I COULDN’T RELATE TO THEIR DISCOMFORT UNTIL NOW. I COULDN’T RELATE TO THEM WHEN THEY SAID THAT GOING BACK ‘HOME’ FELT LIKE ALL THE TENSION LEFT THEIR BODY AND THEY COULD BREATHE AGAIN.
Integration is everything. It is everything for this world and it is everything for us as individuals. People live their lives in a state of dis-integration. Most people think they are a unified singularity, but they are not. I know that this will be a whole new chapter of my teachings in the coming years. It already has been, but I have not addressed this issue directly with the public yet. I have not yet drawn attention to the fragmentation that exists within people. I have not yet exposed this as the real reason why our relationships are so impossible to maintain. Life here at the retreat center has exposed this reality with stunning clarity. We are in the middle of hosting a breatharian retreat. Nothing exposes what is not integrated quite like a dry fast. Like shamanic medicine work and breathwork, dry fasting coughs the contents of the subconscious mind to the surface and into plain view. It is intense. It is so intense that it impacts everyone around it. In perfect synchronicity, it is the dry season in Costa Rica as well. The plants give their essence back to the sun at this time of year. It is given back to them in May when the rains return.

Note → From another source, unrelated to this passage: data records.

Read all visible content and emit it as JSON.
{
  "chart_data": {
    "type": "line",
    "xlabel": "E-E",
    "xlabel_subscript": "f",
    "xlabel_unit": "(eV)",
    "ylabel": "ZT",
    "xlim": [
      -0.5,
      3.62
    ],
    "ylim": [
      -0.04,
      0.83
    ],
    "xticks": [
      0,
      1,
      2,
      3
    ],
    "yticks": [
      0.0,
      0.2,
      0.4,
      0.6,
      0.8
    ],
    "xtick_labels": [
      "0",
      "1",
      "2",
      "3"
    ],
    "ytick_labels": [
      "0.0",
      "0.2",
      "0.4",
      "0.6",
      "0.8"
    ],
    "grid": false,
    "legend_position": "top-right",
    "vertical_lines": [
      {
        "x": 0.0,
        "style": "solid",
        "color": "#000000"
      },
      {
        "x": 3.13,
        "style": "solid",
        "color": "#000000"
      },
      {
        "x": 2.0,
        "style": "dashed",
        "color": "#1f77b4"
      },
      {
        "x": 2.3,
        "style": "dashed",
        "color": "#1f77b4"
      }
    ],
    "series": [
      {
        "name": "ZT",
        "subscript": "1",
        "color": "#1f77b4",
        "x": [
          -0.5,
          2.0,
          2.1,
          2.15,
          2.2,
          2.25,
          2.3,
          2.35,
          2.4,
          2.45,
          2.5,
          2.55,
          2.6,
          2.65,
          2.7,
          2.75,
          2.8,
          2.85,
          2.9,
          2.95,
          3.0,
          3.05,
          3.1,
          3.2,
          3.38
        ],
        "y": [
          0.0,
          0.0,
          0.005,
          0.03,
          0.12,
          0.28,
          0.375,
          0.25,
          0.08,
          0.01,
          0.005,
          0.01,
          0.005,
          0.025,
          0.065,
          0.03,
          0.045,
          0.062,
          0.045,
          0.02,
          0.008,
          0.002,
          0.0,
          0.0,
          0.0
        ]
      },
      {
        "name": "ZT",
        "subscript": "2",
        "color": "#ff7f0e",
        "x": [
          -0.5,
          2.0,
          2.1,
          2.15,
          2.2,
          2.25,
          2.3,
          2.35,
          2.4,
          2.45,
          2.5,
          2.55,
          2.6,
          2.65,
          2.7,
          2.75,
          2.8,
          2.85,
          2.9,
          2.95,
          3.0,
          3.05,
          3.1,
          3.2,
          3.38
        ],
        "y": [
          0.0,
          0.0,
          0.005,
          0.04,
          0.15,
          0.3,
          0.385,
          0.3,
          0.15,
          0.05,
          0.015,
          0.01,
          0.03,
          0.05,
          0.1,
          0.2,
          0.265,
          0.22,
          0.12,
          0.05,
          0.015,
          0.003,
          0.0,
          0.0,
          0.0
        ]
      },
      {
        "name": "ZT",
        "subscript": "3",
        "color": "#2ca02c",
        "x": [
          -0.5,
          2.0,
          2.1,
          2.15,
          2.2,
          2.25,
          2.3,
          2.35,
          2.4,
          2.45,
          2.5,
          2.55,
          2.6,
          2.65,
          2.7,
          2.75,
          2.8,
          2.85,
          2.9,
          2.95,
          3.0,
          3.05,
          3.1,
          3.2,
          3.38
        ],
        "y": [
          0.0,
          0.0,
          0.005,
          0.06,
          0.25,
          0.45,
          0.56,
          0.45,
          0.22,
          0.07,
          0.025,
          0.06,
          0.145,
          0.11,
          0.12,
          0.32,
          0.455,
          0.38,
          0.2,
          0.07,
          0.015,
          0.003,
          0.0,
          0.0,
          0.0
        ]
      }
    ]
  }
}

The ocean is like bathwater at this time of year. I went out into it this week. I could have spent the entire day in it. Watching the clouds glide over the surface of the water like a lover touching its skin. Feeling the mild thrill of deciding whether to go up over or dive under the oncoming waves. The salt dried itself on my skin. Eventually, I noticed that I was literally glittering in the sunlight. I drank coconut water out of a green coconut with a straw. It is a marvel to me how pain can exist in such close proximity to paradise on this planet called Earth.